Did You Know Australia’s First Female Doctor Was Hobartian?
by Bonnie Mary Liston
Tasmania, despite its small size and population in comparison to the mainland, has produced more than its proportionally predicted percentage of significant figures and heroes of Australian history.
The first woman to be registered with the Medical Board of Victoria and therefore practice medicine as the first fully licensed and fees paid up female doctor in Australia was born right here in Hobart Town.
Emma Constance Stone, known to most as Constance, was born on the 4th of December 1856 to her parents William and Betsy Stone. She was the eldest of six children and had four brothers and a single younger sister, Grace Clara Stone, who went by Clara – it seems possible the family had a fundamental misunderstanding of how middle names worked or perhaps kept filling out birth certificates backwards.
Their mother was a former governess so both Constance and Clara received a thorough education despite staying at home. When Constance was sixteen the family relocated to Melbourne and it was there she met a young Welsh clergyman by the name of David Egryn Jones. Jones confessed to Constance that he had been thinking about retraining as a medical doctor – the adverse conditions and poverty in his parish had him more concerned for the care of his clergy’s bodies than their souls. Constance told him she’d like to become a doctor too.
It’s difficult to express what an audacious ambition this was for a woman of her time. It was only within her lifetime – the year 1879 to be exact – that the University of Melbourne had begun to admit female students at all and the school of medicine was still strictly out of bounds for women. In order to achieve her dream Constance had to leave Australia and her family behind and travel to America, to the Women’s Medical College of Pennsylvania and then to Canada, to University of Trinity College, Toronto. In 1888 she graduated MD CM with first class honours.
For reasons best known to himself, David Egryn Jones also went to America and Canada to receive his medical training despite the fact that he could have very easily been accepted at UniMelb. The two eventually married in 1893, having known each other for over 10 years and across three continents – a very interesting love story and another example of Constance’s idiosyncratic attitudes for a woman of her time. After a brief stint working at the New Hospital for Women in London, Constance returned to Australia in 1890 and became the first woman to be registered with the Medical Board of Victoria. However she wasn’t alone for long. In her absence, her sister Clara, inspired by Constance’s example, had successfully petitioned her way into the University of Melbourne’s medical school and in 1891 became one of the first women to graduate from the university in medicine. The two sisters opened a private practice together. Constance proved herself to be a socially minded and progressive figure in Melbourne medical society. In addition to her practice, she operated free clinics in conjunction with missions in low income areas of Melbourne. She campaigned for improved education for girls and women’s suffrage – because at this point women still couldn’t vote. She also founded the Victorian Medical Women’s Society, which convened its earliest meetings in her house. It was there that Constance, Clara and eleven other women doctors developed a new dream: a hospital for women, run by women.
Unsupported by the establishment, the women had to scrape, scheme and make do – originally called the Victoria Hospital, one particularly ingenious marketing scheme tied them to Queen Victoria’s Jubilee and solicited a shilling’s donation in the name of the Queen from ‘every woman in Victoria.’ This raised over £3,000 and in 1899 the Queen Victoria Hospital proudly opened in its own building – boasting eight in-patient beds, an operating theatre and Melbourne’s first ante-natal clinic.
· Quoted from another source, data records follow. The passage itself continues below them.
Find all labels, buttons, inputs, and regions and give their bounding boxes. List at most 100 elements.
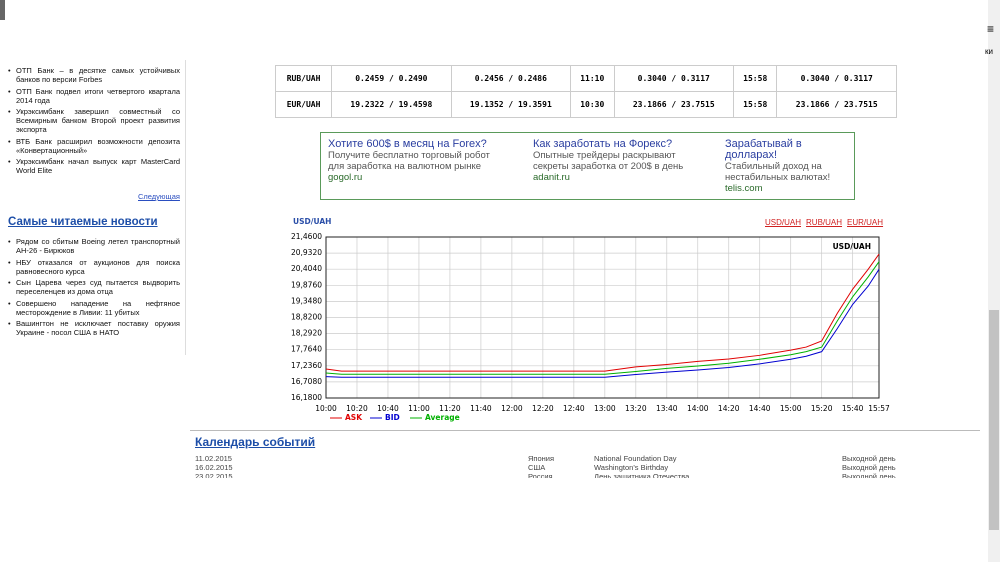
news-item[interactable]: Вашингтон не исключает поставку оружия У… bbox=[8, 319, 180, 337]
x-tick-label: 15:57 bbox=[868, 404, 890, 413]
chart-link[interactable]: EUR/UAH bbox=[847, 218, 884, 227]
x-tick-label: 13:40 bbox=[656, 404, 678, 413]
y-tick-label: 18,2920 bbox=[291, 329, 322, 338]
news-item[interactable]: ВТБ Банк расширил возможности депозита «… bbox=[8, 137, 180, 155]
scroll-thumb[interactable] bbox=[989, 310, 999, 530]
y-tick-label: 19,8760 bbox=[291, 280, 322, 289]
y-tick-label: 16,7080 bbox=[291, 377, 322, 386]
news-list: ОТП Банк – в десятке самых устойчивых ба… bbox=[8, 66, 180, 178]
table-cell: 0.2459 / 0.2490 bbox=[331, 65, 452, 92]
news-item[interactable]: ОТП Банк подвел итоги четвертого квартал… bbox=[8, 87, 180, 105]
table-cell: 19.2322 / 19.4598 bbox=[331, 91, 452, 118]
ad-site: telis.com bbox=[725, 183, 763, 194]
legend-label: BID bbox=[385, 413, 400, 422]
y-tick-label: 17,2360 bbox=[291, 361, 322, 370]
ad-text: Стабильный доход на нестабильных валютах… bbox=[725, 161, 831, 183]
table-row: RUB/UAH 0.2459 / 0.2490 0.2456 / 0.2486 11:… bbox=[274, 65, 897, 92]
table-cell: 19.1352 / 19.3591 bbox=[450, 91, 572, 118]
legend-label: ASK bbox=[345, 413, 363, 422]
inset-title: USD/UAH bbox=[833, 242, 871, 251]
news-item[interactable]: Совершено нападение на нефтяное месторож… bbox=[8, 299, 180, 317]
calendar-cell: Выходной день bbox=[842, 472, 896, 478]
calendar-title[interactable]: Календарь событий bbox=[195, 435, 316, 449]
x-tick-label: 13:20 bbox=[625, 404, 647, 413]
ad-site: adanit.ru bbox=[533, 172, 570, 183]
x-tick-label: 12:20 bbox=[532, 404, 554, 413]
table-cell: 10:30 bbox=[570, 91, 615, 118]
table-cell: 15:58 bbox=[732, 91, 778, 118]
table-cell: 15:58 bbox=[732, 65, 778, 92]
divider bbox=[190, 430, 980, 431]
calendar-cell: День защитника Отечества bbox=[594, 472, 690, 478]
ad[interactable]: Хотите 600$ в месяц на Forex? Получите бе… bbox=[328, 138, 508, 184]
y-tick-label: 19,3480 bbox=[291, 296, 322, 305]
table-cell: 23.1866 / 23.7515 bbox=[776, 91, 897, 118]
news-item[interactable]: Укрэксимбанк начал выпуск карт MasterCar… bbox=[8, 157, 180, 175]
ad-site: gogol.ru bbox=[328, 172, 363, 183]
y-tick-label: 20,4040 bbox=[291, 264, 322, 273]
x-tick-label: 12:00 bbox=[501, 404, 523, 413]
news-item[interactable]: НБУ отказался от аукционов для поиска ра… bbox=[8, 258, 180, 276]
series-line bbox=[325, 261, 880, 375]
next-link[interactable]: Следующая bbox=[138, 192, 180, 201]
news-item[interactable]: Сын Царева через суд пытается выдворить … bbox=[8, 278, 180, 296]
chart-links: USD/UAH RUB/UAH EUR/UAH bbox=[765, 218, 888, 227]
table-cell: RUB/UAH bbox=[274, 65, 333, 92]
news-item[interactable]: ОТП Банк – в десятке самых устойчивых ба… bbox=[8, 66, 180, 84]
x-tick-label: 11:40 bbox=[470, 404, 492, 413]
x-tick-label: 11:20 bbox=[439, 404, 461, 413]
chart-link[interactable]: RUB/UAH bbox=[806, 218, 843, 227]
table-cell: 0.3040 / 0.3117 bbox=[776, 65, 897, 92]
table-cell: 11:10 bbox=[570, 65, 615, 92]
y-tick-label: 21,4600 bbox=[291, 232, 322, 241]
chart-link[interactable]: USD/UAH bbox=[765, 218, 802, 227]
rates-table: RUB/UAH 0.2459 / 0.2490 0.2456 / 0.2486 11:… bbox=[274, 65, 897, 118]
ad-text: Опытные трейдеры раскрывают секреты зара… bbox=[533, 150, 684, 172]
ad-title: Как заработать на Форекс? bbox=[533, 138, 673, 150]
y-tick-label: 16,1800 bbox=[291, 393, 322, 402]
table-cell: 23.1866 / 23.7515 bbox=[613, 91, 734, 118]
calendar-cell: 16.02.2015 bbox=[195, 463, 233, 472]
ad-title: Зарабатывай в долларах! bbox=[725, 138, 802, 161]
menu-icon[interactable]: ≡ bbox=[987, 22, 995, 36]
x-tick-label: 11:00 bbox=[408, 404, 430, 413]
calendar-cell: США bbox=[528, 463, 546, 472]
plot-border bbox=[325, 236, 880, 399]
calendar-cell: Россия bbox=[528, 472, 553, 478]
section-title[interactable]: Самые читаемые новости bbox=[8, 216, 158, 228]
series-line bbox=[325, 269, 880, 378]
x-tick-label: 14:20 bbox=[718, 404, 740, 413]
chart: USD/UAH 16,1800 16,7080 17,2360 17,7640 18,2… bbox=[291, 217, 890, 422]
table-row: EUR/UAH 19.2322 / 19.4598 19.1352 / 19.359… bbox=[274, 91, 897, 118]
y-tick-label: 18,8200 bbox=[291, 313, 322, 322]
calendar-cell: Washington's Birthday bbox=[594, 463, 669, 472]
table-cell: 0.3040 / 0.3117 bbox=[613, 65, 734, 92]
x-tick-label: 14:00 bbox=[687, 404, 709, 413]
news-item[interactable]: Укрэксимбанк завершил совместный со Всем… bbox=[8, 107, 180, 134]
x-tick-label: 12:40 bbox=[563, 404, 585, 413]
calendar-cell: 23.02.2015 bbox=[195, 472, 233, 478]
calendar-cell: Выходной день bbox=[842, 454, 896, 463]
calendar-cell: Япония bbox=[528, 454, 555, 463]
news-item[interactable]: Рядом со сбитым Boeing летел транспортны… bbox=[8, 237, 180, 255]
x-tick-label: 15:40 bbox=[842, 404, 864, 413]
x-tick-label: 15:00 bbox=[780, 404, 802, 413]
series-line bbox=[325, 253, 880, 372]
chart-title: USD/UAH bbox=[293, 217, 331, 226]
ad[interactable]: Зарабатывай в долларах! Стабильный доход … bbox=[725, 138, 845, 195]
ad-title: Хотите 600$ в месяц на Forex? bbox=[328, 138, 487, 150]
x-tick-label: 10:40 bbox=[377, 404, 399, 413]
ad-text: Получите бесплатно торговый робот для за… bbox=[328, 150, 490, 172]
popular-list: Рядом со сбитым Boeing летел транспортны… bbox=[8, 237, 180, 340]
calendar-cell: Выходной день bbox=[842, 463, 896, 472]
y-tick-label: 20,9320 bbox=[291, 248, 322, 257]
calendar: 11.02.2015 Япония National Foundation Day В… bbox=[0, 454, 988, 478]
x-tick-label: 10:20 bbox=[346, 404, 368, 413]
ad-box[interactable]: Хотите 600$ в месяц на Forex? Получите бе… bbox=[320, 132, 855, 200]
legend-label: Average bbox=[425, 413, 460, 422]
x-tick-label: 14:40 bbox=[749, 404, 771, 413]
column-border bbox=[185, 60, 186, 355]
x-tick-label: 13:00 bbox=[594, 404, 616, 413]
y-tick-label: 17,7640 bbox=[291, 345, 322, 354]
ad[interactable]: Как заработать на Форекс? Опытные трейдер… bbox=[533, 138, 713, 184]
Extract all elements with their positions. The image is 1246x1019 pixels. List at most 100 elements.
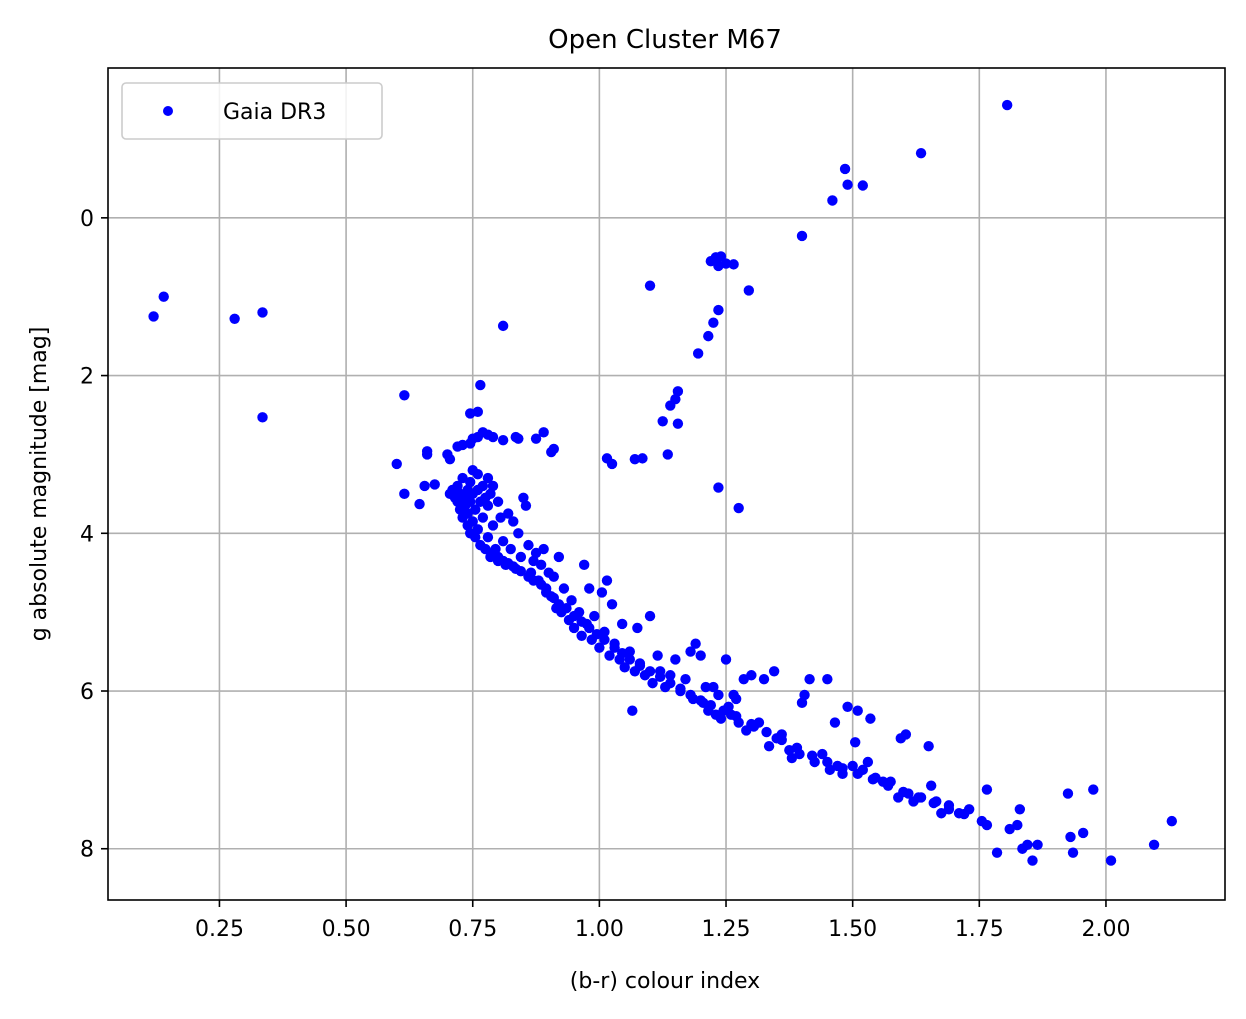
data-point: [568, 622, 580, 634]
data-point: [796, 230, 808, 242]
data-point: [538, 427, 549, 438]
data-point: [601, 575, 613, 586]
data-point: [713, 304, 724, 316]
data-point: [589, 610, 600, 622]
data-point: [981, 784, 993, 795]
data-point: [913, 792, 924, 803]
legend-marker-gaia-dr3: [163, 106, 173, 116]
data-point: [619, 662, 630, 673]
data-point: [718, 705, 729, 716]
data-point: [842, 179, 853, 190]
plot-area-frame: [107, 67, 1226, 901]
data-point: [862, 756, 874, 768]
data-point: [229, 313, 240, 324]
data-point: [665, 670, 676, 681]
x-tick-label: 0.50: [322, 917, 371, 942]
data-point: [627, 705, 638, 716]
data-point: [728, 259, 739, 270]
data-point: [882, 780, 894, 791]
y-tick-label: 2: [80, 365, 94, 390]
data-point: [695, 650, 706, 661]
data-point: [584, 622, 595, 634]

Just in time for Constance to give birth to her first and only child, Constance Bronwen, who kept family tradition alive – going exclusively by Bronwen and growing up to be a doctor herself.
Over time the Queen Victoria Hospital was relocated, amalgamated and swallowed up by the growing medical infrastructure of the rapidly developing Melbourne. The land where it stood is now the Queen Victoria Village or simply QV, a busy shopping precinct in the heart of Melbourne’s CBD. Nestled within there, between the Queen Victoria Women’s Centre and the Dan Murphy’s sits Constance Stone Lane, a small tribute to the groundbreaking woman and her work. Constance Stone tragically contracted tuberculosis and died at the age of only 45. She did so much in those 45 years it is haunting to think how much more she may have achieved had her life not been cut short. Her legacy remains strong – in the boundaries she broke, the lives she saved, the women she inspired to enter medicine and institutions she established to ensure those women would have her support long after her life was through.